Special congratulations are due to one of the many promising early career researchers that CLASS supports. Théo Picard who is a PhD student at Université de Bretagne Occidentale, France, was Winner of the "Highest scoring CLASS ECR Fellowship Application" for his project on "Can we link the surface origin of biological particles to deep ocean particle flux at PAP?". We took the opportunity to say a huge thank you to Stephen Dye of CEFAS and UEA, and Stuart Cunningham of SAMS, for the time they have devoted to reviewing all the CLASS ECR Fellowship applications.
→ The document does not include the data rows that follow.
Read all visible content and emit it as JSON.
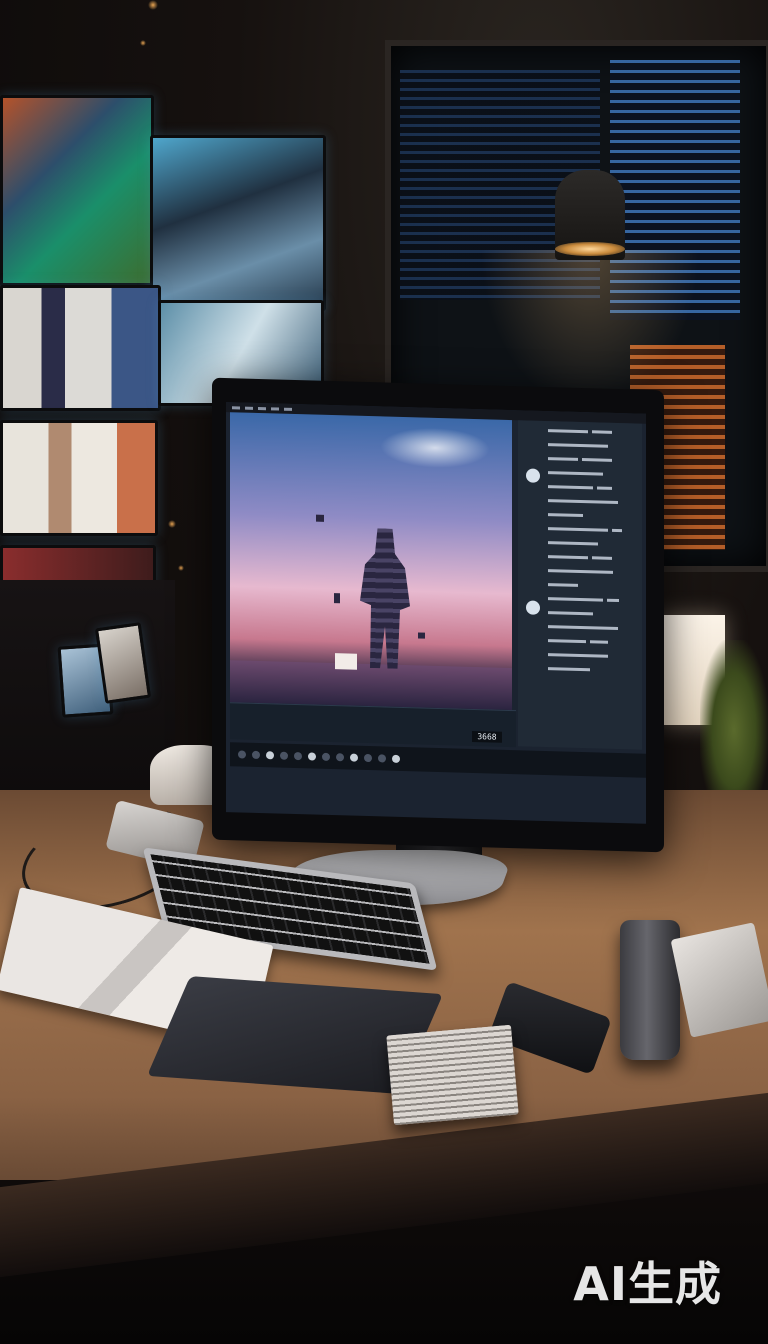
{
  "watermark": {
    "text": "AI生成"
  },
  "monitor_display": {
    "timecode": "3668"
  },
  "colors": {
    "sky_top": "#3a68a8",
    "sky_glow": "#e7b9cf",
    "desk_wood": "#a0734d",
    "ambient_orange": "#c7662a"
  }
}
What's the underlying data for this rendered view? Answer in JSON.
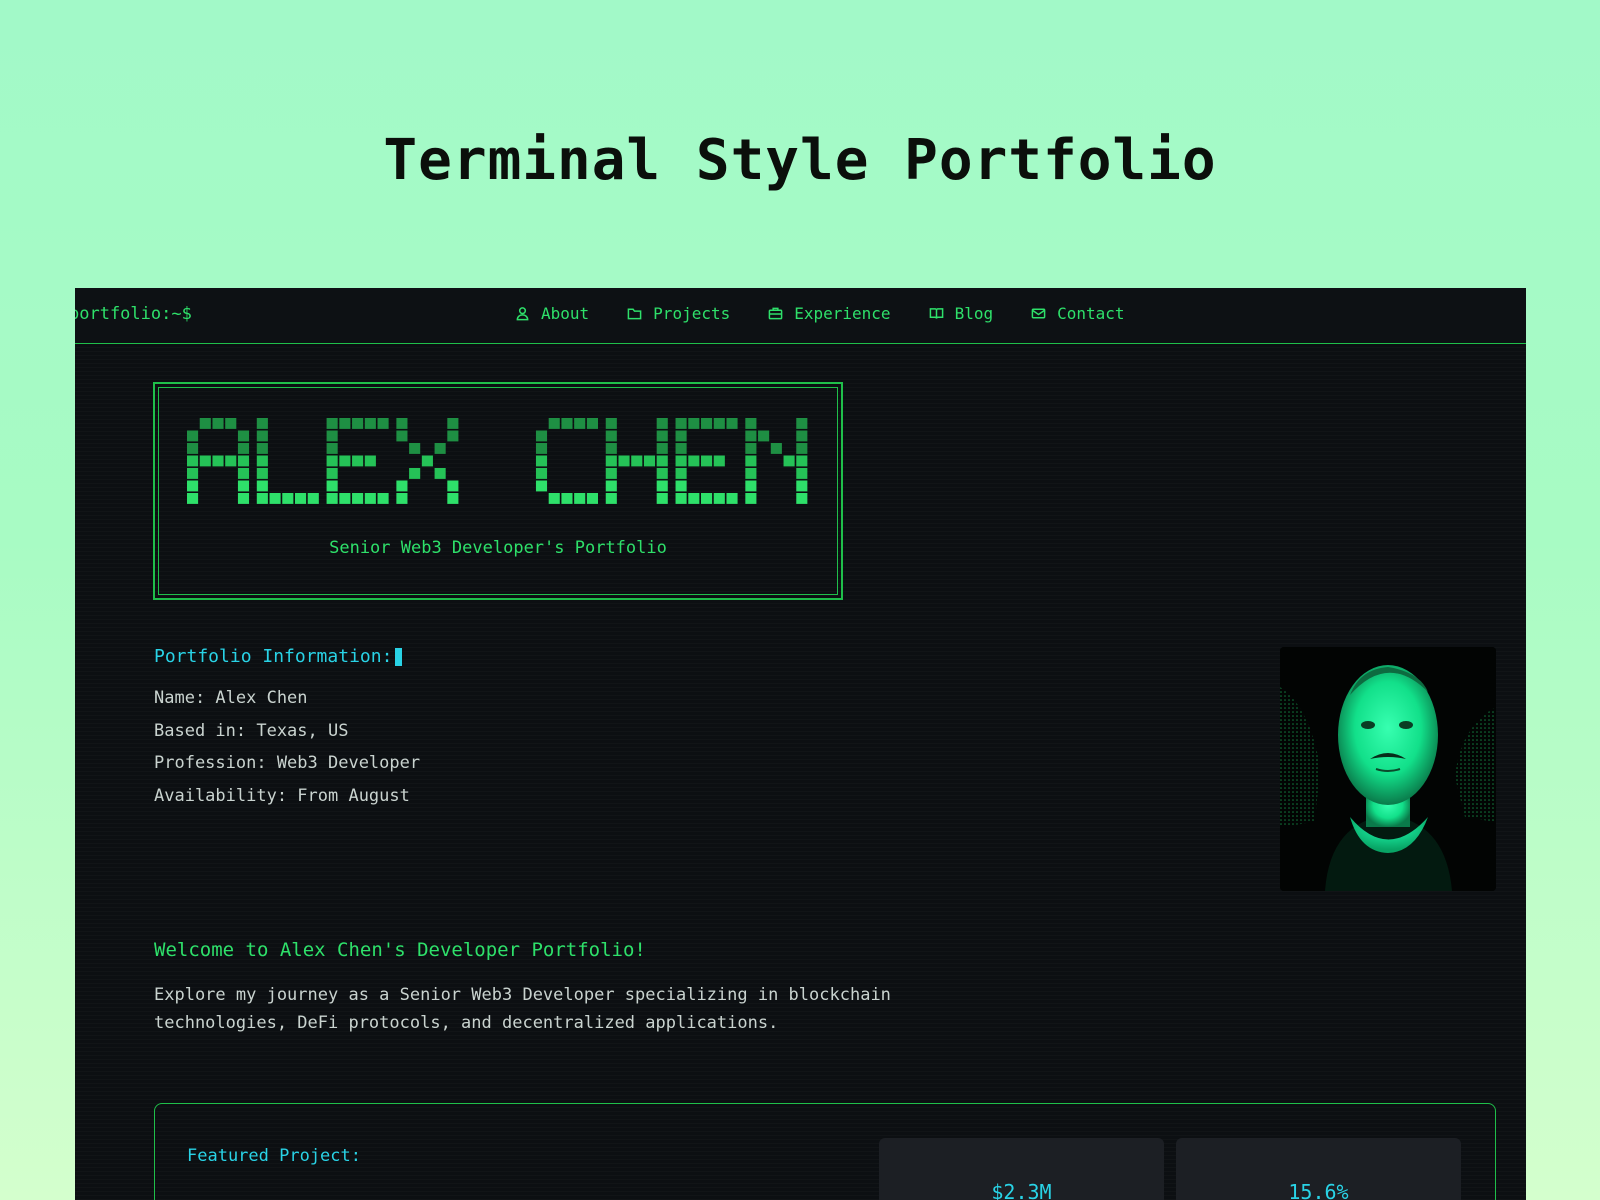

A hearty round of applause was heard when we announced that Jen Thomas, NOC was Winner for "Outstanding Project Management". Jen has been absolutely crucial in keeping the programme on course, on budget, and our progress clearly documented and reported to NERC. Jen deserves many thanks for her excellent work!
Our 'last but not least' Winners were the Lab on a Chip pH sensor team who were Winners of "CLASS Technology Innovation that has Yielded the Most Outputs" . The award was collected in Oban by Allison Schaap on behalf of the team that includes Socratis Loucaides, Stathys Papadimitriou, and Martin Arundell, all of NOC. Within CLASS this new sensor has generated a technology description paper, many science and application papers, well over 10 conferences presentation, been taken on at least five cruises, and the sensor has been licenced and is now commercially available. What an achievement!
We made full use of the opportunity for people from across the CLASS programme to meet together for the first time since before the covid pandemic began. We had some very interesting discussions which have stimulated some new thinking for the final year of CLASS and for the new National Capability programme that will come after it. Our mini-prize-giving raised some smiles and gave us a moment to pause and celebrate the amazing achievements and impacts of the programme so far. Many thanks to Mark Inall and the whole SAMS team for hosting us in Oban, providing us with wonderful weather and excellent meeting facilities. Thank you especially to Richard Dale who kept us all smoothly connected through the IT facilities.